The Irony Everyone’s Missing in the Hamilton-Pence Controversy

Deep anxiety about a president who just won a stunning upset victory after running his campaign largely based on the political ideas of – wait for it – Alexander Hamilton.

Four days after Mike Pence was lectured by the cast of the hit musical Hamilton and booed by its audience, the controversy rages on. President-elect Trump sent out the expected angry tweet demanding an apology. The left melodramatically gasped, “freedom of speech,” even though no one has suggested government action against the actors. And, suddenly, the right is more offended than an SJW at an Ann Coulter lecture. Even Trump whined about the theater being a “safe space.”

The only person who doesn’t have a strong opinion on this is Mike Pence. He handled the situation with uncommon grace, shrugging off the boos from the crowd with a line for the ages: “That is what freedom sounds like.”

All of this pales in comparison to the supreme irony everyone is missing in this whole overblown controversy. Here we have the cast of a musical that holds Alexander Hamilton in an admiring light expressing deep anxiety about a president who just won a stunning upset victory after running his campaign largely based on the political ideas of – wait for it – Alexander Hamilton.

Is Trump “Literally” Hitler?

The left likes to characterize Trump as the new Hitler. And while references to the dictator are never absent from political hyperbole, one can’t help but wonder if there isn’t a bit more legitimacy to them when it comes to The Donald. Even the creator of Godwin’s law won’t dismiss the comparison out of hand.

American conservatism was always about creating an American version of the mercantilist British Empire and it really never changed.

Superficially, there is something there. Trump appeals to the same kind of nationalist worldview that inspired Hitler’s supporters. Trump’s campaign slogan, “Make America Great Again,” isn’t substantively different from Hitler’s. Neither are his arguments for what has caused the decline: corrupt politicians who have sold out the nation, the presence of subversive or merely unwanted elements (Jews and communists for Hitler; illegal immigrants and Muslim refugees for Trump), and inept economic policy, meaning not enough, or the wrong kind, of state intervention.

Like Hitler, Trump touts himself as the only hope to save his country, a strongman-type leader who will run a command economy, rid the country of subversive elements, and restore lost international respect. His disdain for civil liberties like free speech and open support of torture are an even more chilling similarity. For Trump, government isn’t the problem, it’s the solution, as long as the right leader is running it.

But for all the similarities, there are important differences. Despite the implication of Hamilton star Brandon Victor Dixon’s comments, Trump certainly can’t be accused of sharing Hitler’s racial beliefs. Trump’s wall to keep out illegal immigrants from Mexico will have a yuuuuge door in the middle to admit legal immigrants of the same ethnicity. He has repeatedly voiced his admiration and respect for the Chinese, because “you can still respect someone who’s knocking the hell out of you.”

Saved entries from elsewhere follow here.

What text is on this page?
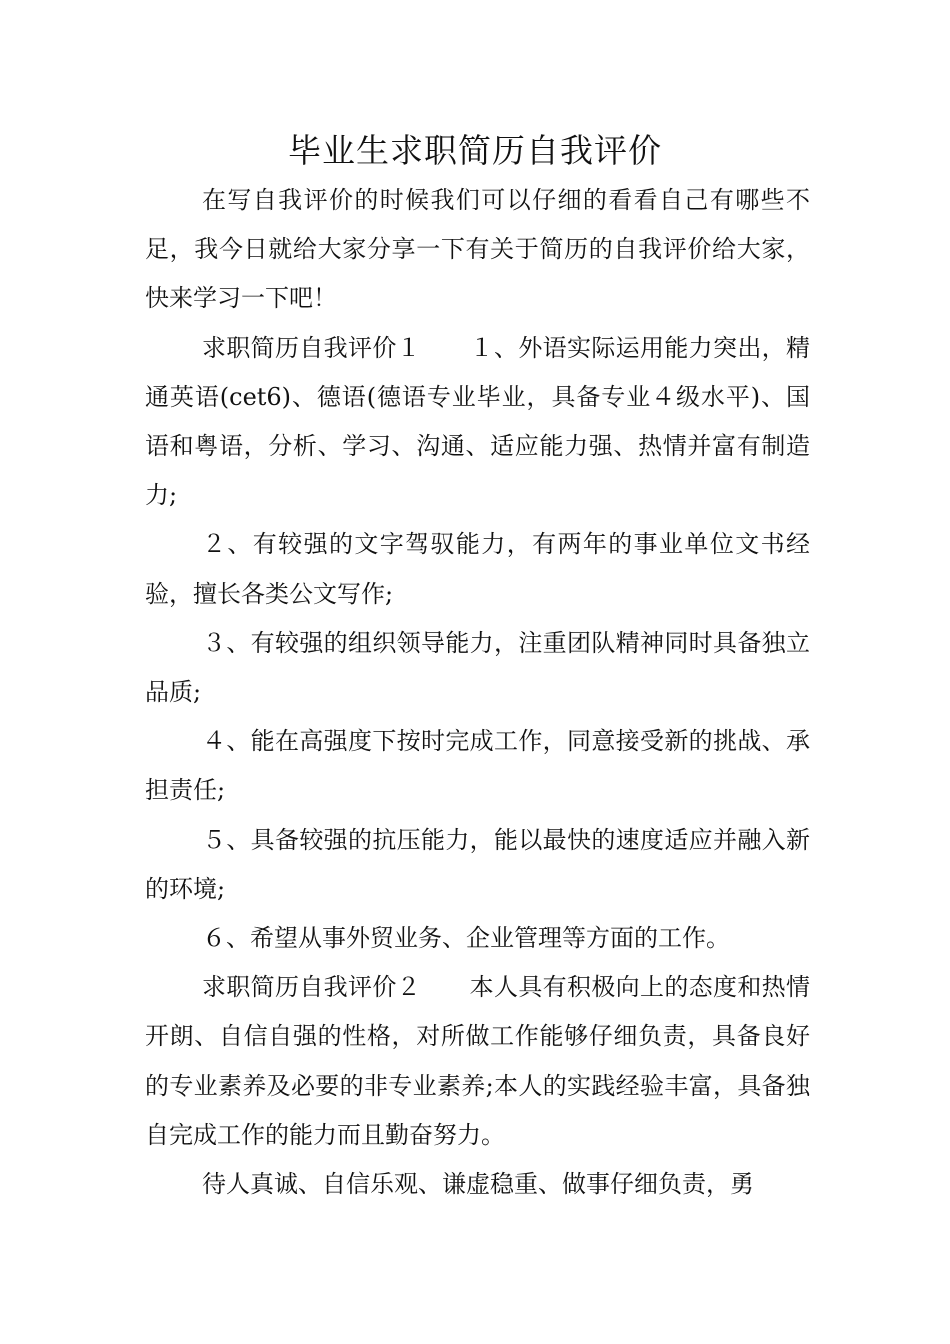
毕业生求职简历自我评价

在写自我评价的时候我们可以仔细的看看自己有哪些不足，我今日就给大家分享一下有关于简历的自我评价给大家，快来学习一下吧！

求职简历自我评价１　　１、外语实际运用能力突出，精通英语(cet6)、德语(德语专业毕业，具备专业４级水平)、国语和粤语，分析、学习、沟通、适应能力强、热情并富有制造力;

２、有较强的文字驾驭能力，有两年的事业单位文书经验，擅长各类公文写作;

３、有较强的组织领导能力，注重团队精神同时具备独立品质;

４、能在高强度下按时完成工作，同意接受新的挑战、承担责任;

５、具备较强的抗压能力，能以最快的速度适应并融入新的环境;

６、希望从事外贸业务、企业管理等方面的工作。

求职简历自我评价２　　本人具有积极向上的态度和热情开朗、自信自强的性格，对所做工作能够仔细负责，具备良好的专业素养及必要的非专业素养;本人的实践经验丰富，具备独自完成工作的能力而且勤奋努力。

待人真诚、自信乐观、谦虚稳重、做事仔细负责，勇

Most striking is Trump’s foreign policy differences with the Führer. While Trump does advocate some sort of military action against ISIS, he’s strikingly noninterventionist in general. His willingness to admit the Iraq War was a mistake and his general view that America should start questioning its ongoing military posture everywhere, including NATO, are the opposite of the military aggressiveness integral to Hitler’s plan from the beginning.

Trump’s High Federalism

So what do you call Trump’s brand of nationalism, if not outright fascism? If you take away the boorishness of Trump’s personality and insert more thoughtful, elegant rhetoric, you’d call it traditional American conservatism, before it was infiltrated by more libertarian ideas. American conservatism was always about creating an American version of the mercantilist British Empire and it really never changed. Its founding champion was Alexander Hamilton, who told his fellow delegates at the Constitutional Convention America should imitate Great Britain as closely as possible.

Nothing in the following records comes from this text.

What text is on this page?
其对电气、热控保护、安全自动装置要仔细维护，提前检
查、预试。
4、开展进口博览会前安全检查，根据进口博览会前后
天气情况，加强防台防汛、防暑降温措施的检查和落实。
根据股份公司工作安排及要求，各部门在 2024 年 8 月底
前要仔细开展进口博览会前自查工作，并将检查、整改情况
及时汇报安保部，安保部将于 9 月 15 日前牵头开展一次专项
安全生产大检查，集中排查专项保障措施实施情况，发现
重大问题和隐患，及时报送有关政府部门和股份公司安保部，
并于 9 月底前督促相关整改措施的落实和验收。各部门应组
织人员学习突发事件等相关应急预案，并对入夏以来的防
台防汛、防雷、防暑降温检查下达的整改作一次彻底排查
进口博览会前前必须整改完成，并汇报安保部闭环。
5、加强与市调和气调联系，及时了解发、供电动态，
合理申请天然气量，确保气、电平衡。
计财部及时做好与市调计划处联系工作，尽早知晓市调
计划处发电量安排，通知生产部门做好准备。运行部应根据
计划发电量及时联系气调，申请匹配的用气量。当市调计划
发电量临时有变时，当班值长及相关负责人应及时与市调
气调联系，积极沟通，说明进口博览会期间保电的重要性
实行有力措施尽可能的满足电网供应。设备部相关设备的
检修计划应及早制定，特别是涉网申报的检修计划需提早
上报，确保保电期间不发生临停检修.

Trump’s plan has all the hallmarks of the infrastructure boondoggles that lost election after election for the Federalists and Whigs in the 19th century.

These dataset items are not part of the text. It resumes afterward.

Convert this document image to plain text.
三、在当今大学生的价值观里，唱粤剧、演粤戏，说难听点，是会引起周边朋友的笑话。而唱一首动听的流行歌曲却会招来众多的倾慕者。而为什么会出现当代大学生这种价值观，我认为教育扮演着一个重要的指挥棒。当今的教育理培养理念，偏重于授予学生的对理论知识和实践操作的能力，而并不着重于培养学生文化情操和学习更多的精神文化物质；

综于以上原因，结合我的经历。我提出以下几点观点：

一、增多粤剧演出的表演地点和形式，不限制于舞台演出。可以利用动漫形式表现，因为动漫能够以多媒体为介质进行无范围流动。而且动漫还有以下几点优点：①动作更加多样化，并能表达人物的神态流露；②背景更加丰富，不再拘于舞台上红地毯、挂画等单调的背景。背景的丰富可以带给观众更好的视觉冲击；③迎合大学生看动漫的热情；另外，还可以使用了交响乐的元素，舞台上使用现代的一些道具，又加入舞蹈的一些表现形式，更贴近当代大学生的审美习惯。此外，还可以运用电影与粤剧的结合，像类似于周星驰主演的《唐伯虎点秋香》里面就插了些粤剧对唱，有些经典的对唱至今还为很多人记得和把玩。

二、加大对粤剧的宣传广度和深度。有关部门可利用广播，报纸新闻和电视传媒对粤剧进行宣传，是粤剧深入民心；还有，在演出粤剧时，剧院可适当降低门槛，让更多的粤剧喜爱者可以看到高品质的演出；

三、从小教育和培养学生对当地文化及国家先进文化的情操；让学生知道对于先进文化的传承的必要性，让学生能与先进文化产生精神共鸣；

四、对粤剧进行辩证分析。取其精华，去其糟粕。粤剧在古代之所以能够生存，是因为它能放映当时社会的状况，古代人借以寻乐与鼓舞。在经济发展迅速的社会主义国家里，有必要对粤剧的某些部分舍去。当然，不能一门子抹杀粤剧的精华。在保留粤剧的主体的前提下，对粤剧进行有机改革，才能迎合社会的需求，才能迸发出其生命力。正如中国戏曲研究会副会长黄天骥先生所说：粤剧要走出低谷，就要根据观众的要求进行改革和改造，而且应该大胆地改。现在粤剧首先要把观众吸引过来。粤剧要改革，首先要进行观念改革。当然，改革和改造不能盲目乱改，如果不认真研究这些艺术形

From the moment he became the first Secretary of the Treasury, Hamilton argued for a strong central government that subsidized domestic corporations to build roads and infrastructure, levied high protectionist tariffs, and ran a central bank. This was the Federalist platform for the party’s entire existence. Once the Federalist Party died, Henry Clay and the Whigs adopted it. From the ashes of the Whigs emerged Lincoln and the Republicans, who were finally able to install Clay’s “American System” after decades of electoral failure.